Nous pourrions nous demander pourquoi l’œuvre d’art ne regroupe que certaines caractéristiques du monde. N’est-elle pas capable de toutes les contenir ? Non, l’œuvre d’art ne peut pas contenir toutes les caractéristiques de la Réalité, sinon cela signifierait qu’elle est cette Réalité. Or l’œuvre d’art ne peut pas être l’ensemble de la Réalité puisqu’elle dépend de la perception d’un homme unique, l’artiste.
Par conséquent, une œuvre d’art dépend entièrement des caractéristiques du monde qui la constituent. Une œuvre d’art ne fonctionne qu’en relation avec un monde, celui que l’artiste perçoit. L’œuvre d’art est en constante relation avec les choses du monde ; lorsque nous ressentons un sentiment quand nous contemplons une œuvre, ce n’est pas parce que l’œuvre contient ce sentiment, ou contient la vérité qui suscite en nous ce sentiment. Lorsque nous ressentons ce sentiment, c’est parce que nous nous situons au moment précis où l’œuvre d’art est en accord avec ce sentiment qui est extrinsèque à elle. L’Art ne peut être Art que dans sa relation aux caractéristiques du monde, caractéristiques qui lui sont extrinsèques. Ainsi, on ne peut juger une œuvre d’Art seulement par rapport à ses qualités intrinsèques. Accepter le lien de l’Art à la réalité du monde, c’est comprendre l’Art en tant qu’il est Art.

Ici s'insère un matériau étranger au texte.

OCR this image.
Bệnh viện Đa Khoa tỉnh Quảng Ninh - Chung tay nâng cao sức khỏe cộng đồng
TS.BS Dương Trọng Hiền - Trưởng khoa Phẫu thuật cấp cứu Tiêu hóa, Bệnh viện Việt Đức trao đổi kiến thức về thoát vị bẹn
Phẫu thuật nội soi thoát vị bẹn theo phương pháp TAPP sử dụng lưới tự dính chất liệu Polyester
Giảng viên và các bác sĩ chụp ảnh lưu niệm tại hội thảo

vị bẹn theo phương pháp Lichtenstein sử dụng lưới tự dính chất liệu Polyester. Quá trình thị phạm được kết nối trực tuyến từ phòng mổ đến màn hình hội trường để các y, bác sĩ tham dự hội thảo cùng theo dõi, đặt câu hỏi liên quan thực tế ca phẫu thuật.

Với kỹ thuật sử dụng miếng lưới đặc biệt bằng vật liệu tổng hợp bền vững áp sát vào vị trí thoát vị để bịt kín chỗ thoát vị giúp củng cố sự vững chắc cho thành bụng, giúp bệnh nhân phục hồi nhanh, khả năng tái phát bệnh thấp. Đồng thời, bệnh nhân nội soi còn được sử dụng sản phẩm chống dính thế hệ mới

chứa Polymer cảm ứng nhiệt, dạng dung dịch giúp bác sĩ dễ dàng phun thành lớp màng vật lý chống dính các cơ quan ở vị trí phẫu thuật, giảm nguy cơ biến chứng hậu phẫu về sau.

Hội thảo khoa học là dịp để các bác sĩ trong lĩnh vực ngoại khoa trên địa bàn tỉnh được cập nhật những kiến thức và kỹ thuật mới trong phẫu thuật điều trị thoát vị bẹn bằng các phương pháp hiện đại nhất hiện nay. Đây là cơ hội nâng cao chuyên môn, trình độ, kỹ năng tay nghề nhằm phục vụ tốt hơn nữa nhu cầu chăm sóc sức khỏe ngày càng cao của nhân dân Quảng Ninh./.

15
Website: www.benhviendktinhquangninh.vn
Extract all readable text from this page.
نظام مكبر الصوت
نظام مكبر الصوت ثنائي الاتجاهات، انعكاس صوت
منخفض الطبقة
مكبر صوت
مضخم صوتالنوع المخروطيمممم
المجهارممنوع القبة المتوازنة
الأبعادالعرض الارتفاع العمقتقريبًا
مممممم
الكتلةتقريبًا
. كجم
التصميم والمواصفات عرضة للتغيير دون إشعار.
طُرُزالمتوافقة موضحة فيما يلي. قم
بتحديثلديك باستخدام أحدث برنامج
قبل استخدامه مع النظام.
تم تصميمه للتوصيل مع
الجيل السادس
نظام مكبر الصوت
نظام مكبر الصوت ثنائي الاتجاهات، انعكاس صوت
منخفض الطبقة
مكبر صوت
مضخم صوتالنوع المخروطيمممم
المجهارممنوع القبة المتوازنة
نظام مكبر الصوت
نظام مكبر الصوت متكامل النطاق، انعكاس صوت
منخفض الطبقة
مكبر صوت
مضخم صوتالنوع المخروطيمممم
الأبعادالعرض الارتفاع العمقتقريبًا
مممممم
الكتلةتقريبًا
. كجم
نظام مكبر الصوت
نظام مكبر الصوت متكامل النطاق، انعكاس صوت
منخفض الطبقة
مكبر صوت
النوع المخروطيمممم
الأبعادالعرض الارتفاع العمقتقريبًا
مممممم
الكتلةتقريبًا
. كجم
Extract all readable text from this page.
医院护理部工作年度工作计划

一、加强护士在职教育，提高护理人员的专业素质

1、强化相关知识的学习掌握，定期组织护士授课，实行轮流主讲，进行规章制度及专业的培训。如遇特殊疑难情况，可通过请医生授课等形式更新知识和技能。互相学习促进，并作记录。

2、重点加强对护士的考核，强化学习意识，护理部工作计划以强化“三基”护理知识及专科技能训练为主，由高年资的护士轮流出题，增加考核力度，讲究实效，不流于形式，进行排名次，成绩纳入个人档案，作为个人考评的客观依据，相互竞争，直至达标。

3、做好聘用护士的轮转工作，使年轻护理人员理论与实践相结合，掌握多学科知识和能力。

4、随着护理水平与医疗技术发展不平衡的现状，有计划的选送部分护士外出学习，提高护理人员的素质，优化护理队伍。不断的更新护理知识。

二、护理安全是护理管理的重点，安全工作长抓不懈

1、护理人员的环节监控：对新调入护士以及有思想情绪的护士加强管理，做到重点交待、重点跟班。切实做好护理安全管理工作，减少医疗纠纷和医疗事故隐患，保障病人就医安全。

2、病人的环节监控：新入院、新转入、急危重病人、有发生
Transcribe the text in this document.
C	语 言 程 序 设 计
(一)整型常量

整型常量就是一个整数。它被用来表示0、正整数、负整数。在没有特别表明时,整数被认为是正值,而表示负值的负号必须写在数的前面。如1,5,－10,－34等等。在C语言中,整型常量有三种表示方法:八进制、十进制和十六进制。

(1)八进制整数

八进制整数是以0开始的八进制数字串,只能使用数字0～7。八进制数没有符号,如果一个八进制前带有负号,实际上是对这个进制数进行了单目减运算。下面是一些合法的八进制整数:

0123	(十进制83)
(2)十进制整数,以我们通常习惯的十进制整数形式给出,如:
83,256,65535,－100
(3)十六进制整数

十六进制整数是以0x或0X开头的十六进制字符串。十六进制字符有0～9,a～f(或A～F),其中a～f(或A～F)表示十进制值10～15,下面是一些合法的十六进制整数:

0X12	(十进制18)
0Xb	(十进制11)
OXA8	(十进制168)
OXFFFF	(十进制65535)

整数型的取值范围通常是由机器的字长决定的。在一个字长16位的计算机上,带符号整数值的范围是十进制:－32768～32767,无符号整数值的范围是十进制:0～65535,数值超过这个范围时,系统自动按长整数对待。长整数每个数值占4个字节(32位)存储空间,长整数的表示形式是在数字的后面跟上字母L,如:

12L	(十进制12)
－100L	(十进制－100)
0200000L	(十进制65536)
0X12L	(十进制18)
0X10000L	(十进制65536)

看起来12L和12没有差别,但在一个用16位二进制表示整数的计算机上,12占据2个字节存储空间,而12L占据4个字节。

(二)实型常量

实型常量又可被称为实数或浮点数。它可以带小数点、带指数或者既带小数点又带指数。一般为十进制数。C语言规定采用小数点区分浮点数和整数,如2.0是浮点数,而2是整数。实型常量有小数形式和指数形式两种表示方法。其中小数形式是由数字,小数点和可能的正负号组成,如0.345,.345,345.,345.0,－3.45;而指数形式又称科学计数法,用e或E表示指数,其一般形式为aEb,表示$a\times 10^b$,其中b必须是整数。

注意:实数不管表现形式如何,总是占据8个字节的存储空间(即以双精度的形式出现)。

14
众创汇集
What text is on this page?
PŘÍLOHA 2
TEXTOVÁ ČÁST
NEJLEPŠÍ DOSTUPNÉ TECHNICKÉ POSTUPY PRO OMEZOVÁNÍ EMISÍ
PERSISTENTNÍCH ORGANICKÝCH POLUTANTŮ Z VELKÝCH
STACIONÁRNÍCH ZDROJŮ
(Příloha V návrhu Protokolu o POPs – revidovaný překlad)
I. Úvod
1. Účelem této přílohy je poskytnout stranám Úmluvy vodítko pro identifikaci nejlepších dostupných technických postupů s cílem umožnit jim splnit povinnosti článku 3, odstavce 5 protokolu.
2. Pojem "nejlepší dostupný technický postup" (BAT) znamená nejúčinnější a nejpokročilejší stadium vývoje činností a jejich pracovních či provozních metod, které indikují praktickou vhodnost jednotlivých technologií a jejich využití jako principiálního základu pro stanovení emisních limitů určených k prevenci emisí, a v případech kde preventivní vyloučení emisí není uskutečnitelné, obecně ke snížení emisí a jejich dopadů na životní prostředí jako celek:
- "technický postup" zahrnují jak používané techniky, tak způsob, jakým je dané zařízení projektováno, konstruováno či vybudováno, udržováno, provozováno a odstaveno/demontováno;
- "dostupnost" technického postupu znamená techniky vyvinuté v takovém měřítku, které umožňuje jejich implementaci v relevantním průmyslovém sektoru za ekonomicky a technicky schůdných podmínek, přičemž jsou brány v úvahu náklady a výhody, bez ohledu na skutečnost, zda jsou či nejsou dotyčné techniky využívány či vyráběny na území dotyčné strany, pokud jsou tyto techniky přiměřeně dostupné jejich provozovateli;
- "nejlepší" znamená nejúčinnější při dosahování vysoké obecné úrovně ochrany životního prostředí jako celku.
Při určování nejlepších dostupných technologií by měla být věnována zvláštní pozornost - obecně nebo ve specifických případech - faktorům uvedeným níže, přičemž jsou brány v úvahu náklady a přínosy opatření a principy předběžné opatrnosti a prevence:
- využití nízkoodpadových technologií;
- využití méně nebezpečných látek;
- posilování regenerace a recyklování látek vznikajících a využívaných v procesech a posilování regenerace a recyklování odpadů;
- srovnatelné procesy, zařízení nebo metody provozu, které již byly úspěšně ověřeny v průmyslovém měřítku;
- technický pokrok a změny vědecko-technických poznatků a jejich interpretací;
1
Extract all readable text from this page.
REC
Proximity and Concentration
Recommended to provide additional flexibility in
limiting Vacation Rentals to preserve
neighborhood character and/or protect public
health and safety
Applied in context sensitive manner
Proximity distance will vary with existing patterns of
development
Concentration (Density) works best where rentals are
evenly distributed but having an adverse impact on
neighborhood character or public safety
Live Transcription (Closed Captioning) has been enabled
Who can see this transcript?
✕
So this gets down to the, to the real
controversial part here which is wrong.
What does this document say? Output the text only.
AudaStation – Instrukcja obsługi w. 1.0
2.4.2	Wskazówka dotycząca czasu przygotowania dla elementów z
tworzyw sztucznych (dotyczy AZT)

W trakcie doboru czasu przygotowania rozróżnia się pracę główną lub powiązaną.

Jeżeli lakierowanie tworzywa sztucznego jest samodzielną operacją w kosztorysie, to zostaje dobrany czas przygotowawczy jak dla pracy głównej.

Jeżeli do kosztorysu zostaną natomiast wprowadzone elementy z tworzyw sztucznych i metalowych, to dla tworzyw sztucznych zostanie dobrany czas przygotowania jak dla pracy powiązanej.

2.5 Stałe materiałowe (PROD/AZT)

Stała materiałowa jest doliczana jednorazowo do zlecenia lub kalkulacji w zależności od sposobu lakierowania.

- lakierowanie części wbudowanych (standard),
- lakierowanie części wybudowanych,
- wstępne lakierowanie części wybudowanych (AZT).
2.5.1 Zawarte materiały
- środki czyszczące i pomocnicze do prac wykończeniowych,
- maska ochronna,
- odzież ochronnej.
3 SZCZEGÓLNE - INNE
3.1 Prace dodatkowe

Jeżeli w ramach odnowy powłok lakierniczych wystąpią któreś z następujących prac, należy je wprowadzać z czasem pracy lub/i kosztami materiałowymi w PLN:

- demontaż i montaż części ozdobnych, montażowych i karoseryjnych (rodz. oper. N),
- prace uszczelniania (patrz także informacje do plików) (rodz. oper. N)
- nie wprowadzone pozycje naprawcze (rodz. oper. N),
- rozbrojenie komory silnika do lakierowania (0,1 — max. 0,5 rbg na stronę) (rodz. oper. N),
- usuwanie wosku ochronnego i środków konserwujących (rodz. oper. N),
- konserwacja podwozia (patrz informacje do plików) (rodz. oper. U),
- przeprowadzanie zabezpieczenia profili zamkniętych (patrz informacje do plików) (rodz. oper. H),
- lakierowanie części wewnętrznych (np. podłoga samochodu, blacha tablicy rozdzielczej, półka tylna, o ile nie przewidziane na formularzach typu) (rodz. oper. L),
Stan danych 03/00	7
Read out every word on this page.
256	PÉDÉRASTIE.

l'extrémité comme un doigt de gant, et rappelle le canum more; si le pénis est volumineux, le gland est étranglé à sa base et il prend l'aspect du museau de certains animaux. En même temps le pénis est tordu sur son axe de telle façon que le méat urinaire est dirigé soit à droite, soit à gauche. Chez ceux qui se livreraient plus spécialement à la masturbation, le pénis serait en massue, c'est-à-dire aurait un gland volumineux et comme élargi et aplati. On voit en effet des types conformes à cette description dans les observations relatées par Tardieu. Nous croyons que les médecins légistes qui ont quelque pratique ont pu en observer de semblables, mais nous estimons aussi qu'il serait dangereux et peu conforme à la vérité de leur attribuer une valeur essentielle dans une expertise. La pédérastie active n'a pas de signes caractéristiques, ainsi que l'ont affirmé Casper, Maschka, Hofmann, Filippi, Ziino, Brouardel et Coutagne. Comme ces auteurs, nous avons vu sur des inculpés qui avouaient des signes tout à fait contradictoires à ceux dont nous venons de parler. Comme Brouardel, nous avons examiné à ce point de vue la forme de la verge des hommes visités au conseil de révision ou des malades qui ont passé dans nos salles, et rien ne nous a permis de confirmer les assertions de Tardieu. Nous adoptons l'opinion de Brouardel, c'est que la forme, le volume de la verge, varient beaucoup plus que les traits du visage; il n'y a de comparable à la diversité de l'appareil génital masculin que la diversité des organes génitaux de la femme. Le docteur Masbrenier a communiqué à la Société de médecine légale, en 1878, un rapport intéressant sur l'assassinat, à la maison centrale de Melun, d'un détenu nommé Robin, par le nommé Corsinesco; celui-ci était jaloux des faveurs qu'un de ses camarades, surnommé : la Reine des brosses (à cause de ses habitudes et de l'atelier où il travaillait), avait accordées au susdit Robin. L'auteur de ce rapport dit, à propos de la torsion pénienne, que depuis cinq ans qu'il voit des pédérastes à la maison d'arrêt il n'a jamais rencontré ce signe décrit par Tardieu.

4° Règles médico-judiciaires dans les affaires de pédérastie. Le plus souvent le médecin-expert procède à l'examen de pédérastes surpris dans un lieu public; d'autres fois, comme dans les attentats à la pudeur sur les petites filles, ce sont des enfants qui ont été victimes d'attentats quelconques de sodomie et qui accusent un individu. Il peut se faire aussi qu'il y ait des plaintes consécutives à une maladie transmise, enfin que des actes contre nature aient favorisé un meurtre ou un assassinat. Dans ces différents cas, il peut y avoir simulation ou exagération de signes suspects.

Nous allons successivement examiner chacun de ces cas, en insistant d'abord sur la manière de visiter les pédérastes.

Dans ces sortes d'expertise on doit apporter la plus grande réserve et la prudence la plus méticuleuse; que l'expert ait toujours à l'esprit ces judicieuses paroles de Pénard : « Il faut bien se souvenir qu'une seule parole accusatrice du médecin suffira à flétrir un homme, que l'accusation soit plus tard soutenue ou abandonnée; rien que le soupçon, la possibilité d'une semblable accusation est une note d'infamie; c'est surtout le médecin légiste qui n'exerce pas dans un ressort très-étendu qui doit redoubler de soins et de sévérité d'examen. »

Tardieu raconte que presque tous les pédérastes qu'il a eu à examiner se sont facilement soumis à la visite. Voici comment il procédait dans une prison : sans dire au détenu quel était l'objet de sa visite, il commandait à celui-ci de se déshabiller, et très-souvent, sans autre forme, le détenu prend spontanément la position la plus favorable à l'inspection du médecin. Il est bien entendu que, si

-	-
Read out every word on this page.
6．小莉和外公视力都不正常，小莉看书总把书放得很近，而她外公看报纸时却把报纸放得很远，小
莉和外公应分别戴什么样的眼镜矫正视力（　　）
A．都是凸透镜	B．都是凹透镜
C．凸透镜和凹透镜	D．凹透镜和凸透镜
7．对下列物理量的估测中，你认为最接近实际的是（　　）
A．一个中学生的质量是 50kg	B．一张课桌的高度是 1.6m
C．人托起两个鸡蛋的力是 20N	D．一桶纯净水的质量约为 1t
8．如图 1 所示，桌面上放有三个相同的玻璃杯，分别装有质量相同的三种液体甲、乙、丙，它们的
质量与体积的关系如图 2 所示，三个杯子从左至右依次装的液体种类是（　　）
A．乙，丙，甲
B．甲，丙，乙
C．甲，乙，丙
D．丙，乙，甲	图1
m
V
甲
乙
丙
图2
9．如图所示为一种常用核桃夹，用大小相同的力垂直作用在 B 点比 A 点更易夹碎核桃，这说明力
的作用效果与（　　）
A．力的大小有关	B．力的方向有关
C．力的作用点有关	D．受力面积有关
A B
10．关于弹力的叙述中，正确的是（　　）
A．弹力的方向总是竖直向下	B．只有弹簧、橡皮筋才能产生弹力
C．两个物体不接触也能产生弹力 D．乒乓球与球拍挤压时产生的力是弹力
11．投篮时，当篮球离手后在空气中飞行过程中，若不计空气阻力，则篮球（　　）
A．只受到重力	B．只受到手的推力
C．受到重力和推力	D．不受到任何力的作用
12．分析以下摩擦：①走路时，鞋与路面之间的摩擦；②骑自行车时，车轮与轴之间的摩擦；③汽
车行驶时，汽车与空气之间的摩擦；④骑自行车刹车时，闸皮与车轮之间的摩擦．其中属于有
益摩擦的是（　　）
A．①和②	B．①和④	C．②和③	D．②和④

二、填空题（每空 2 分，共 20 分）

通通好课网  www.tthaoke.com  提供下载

Nous avons vu en quoi l’Art pouvait nous aider à nous libérer de notre monde sensible faussé, afin de mieux nous retrouver avec nous même, à savoir avec notre âme, notre esprit. Mais nous nous sommes rendus compte qu’il n’était pas forcément nécessaire d’exclure le monde sensible d’une manière aussi radicale mais qu’il était plus raisonnable de considérer ce monde comme un outil permettant l’élévation de l’intellect. Mais finalement, nous nous sommes demandé s’il était vraiment juste de rattacher sans cesse l’Art à l’Idée. Car finalement, l’Art n’est rien d’autre qu’une interprétation du monde ; Sans le monde, l’Art n’aurait pas lieu d’être et bien plus encore, sans l’Art, le rapport que nous entretenons avec ce monde n’aurait pas de moyen d’exister.